Mönchengladbach’da korona vakalarına rastlanan meslek okulu öğrencileri daha az mevcutlu sınıflarda eğitim talep ederek yürüyüş düzenlerken, Düsseldorf’ta da lise ve yüksek okul öğrencileri eyalet parlamentosu önünde eylem yaptılar.
Essen’da meslek lisesi öğrencileri süresiz “Hibritgrevi”ne başladı.
Frankfurt’ta 6 okulda öğrenciler, eyalet hükümetinden okullarında koruma önlemlerinin artırılmasını, derslerin hibrit formunda yapılmasını talep ettiler ve bu taleplerinin gerçekleşmemesi durumunda 30 Aralık’ta greve başlayacaklarını bildirdiler.

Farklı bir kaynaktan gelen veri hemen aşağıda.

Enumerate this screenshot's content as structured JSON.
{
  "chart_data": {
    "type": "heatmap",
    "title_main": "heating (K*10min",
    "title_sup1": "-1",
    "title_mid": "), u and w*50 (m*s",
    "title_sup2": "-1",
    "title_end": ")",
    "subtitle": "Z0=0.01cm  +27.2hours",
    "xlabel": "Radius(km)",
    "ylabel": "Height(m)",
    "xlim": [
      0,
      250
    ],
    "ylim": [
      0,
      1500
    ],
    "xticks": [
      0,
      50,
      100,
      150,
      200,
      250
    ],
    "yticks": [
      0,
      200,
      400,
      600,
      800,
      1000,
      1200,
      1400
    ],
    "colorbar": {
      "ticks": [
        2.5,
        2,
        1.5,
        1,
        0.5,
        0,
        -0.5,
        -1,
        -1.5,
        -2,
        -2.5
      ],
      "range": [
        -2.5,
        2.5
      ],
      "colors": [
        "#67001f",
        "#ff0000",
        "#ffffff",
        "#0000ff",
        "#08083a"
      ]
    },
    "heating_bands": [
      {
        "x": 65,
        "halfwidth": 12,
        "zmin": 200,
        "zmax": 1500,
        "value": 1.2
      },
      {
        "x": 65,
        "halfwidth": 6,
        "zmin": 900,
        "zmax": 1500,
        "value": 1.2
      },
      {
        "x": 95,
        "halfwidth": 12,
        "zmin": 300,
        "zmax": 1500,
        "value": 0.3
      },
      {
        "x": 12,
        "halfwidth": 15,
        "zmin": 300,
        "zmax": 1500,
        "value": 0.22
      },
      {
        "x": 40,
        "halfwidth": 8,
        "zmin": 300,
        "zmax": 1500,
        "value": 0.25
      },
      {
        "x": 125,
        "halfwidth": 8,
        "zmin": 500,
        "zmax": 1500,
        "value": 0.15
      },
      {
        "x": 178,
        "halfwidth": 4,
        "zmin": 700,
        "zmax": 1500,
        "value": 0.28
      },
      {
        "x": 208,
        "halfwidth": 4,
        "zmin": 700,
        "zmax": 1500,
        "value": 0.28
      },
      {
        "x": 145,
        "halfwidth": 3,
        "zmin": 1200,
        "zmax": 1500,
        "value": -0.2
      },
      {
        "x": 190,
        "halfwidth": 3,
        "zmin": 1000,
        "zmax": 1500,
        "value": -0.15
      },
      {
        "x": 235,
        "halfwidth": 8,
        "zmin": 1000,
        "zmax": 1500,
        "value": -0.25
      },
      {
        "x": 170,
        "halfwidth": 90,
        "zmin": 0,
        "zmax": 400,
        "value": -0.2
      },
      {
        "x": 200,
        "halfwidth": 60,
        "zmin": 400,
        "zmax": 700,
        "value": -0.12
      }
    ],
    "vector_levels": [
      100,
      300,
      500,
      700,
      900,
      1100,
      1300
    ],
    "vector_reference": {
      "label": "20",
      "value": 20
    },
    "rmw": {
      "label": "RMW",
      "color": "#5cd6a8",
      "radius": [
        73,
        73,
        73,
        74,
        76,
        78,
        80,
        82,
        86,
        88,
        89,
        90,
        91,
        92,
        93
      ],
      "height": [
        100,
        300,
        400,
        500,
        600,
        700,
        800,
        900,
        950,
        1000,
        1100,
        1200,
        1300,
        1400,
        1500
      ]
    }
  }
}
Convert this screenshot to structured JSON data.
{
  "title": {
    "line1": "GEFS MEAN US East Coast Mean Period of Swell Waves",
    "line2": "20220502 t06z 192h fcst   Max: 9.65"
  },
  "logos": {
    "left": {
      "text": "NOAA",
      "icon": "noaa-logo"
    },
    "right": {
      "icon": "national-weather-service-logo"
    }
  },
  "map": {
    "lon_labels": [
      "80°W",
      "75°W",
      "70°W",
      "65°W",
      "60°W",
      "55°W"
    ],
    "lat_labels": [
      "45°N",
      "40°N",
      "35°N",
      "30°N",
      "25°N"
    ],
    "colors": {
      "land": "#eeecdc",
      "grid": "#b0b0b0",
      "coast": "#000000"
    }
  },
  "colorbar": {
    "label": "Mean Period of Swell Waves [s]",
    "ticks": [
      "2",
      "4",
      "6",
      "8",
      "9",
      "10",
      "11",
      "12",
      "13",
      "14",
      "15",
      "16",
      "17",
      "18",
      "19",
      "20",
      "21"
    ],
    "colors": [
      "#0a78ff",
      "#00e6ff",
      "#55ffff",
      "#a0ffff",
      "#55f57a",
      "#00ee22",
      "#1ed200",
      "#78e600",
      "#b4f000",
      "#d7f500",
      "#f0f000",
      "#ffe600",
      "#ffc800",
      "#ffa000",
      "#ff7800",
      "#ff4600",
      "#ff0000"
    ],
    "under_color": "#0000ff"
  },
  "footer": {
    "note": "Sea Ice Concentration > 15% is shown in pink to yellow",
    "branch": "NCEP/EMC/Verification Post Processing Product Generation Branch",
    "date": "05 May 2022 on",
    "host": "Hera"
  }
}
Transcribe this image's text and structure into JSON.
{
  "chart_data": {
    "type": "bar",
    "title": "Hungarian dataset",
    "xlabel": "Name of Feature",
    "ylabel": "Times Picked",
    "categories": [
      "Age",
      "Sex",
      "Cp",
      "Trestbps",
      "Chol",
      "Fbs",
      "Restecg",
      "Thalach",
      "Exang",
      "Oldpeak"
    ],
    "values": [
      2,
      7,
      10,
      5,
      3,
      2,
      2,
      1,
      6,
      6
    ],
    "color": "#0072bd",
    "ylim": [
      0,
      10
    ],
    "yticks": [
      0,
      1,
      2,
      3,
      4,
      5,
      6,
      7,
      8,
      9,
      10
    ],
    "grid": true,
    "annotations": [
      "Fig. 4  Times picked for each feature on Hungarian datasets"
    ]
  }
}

Bremerhaven’de soğuk havada açık pencerede ders yapılamayacağını söyleyen lise öğrencileri bir gün dersleri boykot etti.
Covid-19 pandemi süreci öğrencilere eğitimlerinin ve sağlıklarının kapitalistlerin çıkarları uğruna hiçe sayıldığını, kapitalist sistemin kendilerine hiçbir gelecek sunamadığını öğretiyor.
Öğrenciler sosyal medyada düzene karşı öfkelerini sıkça şöyle dile getiriyorlar: “Af yok! Unutmak Yok! Hükümet bugün yüzümüze tükürdü! Ne ekerseniz onu biçersiniz!”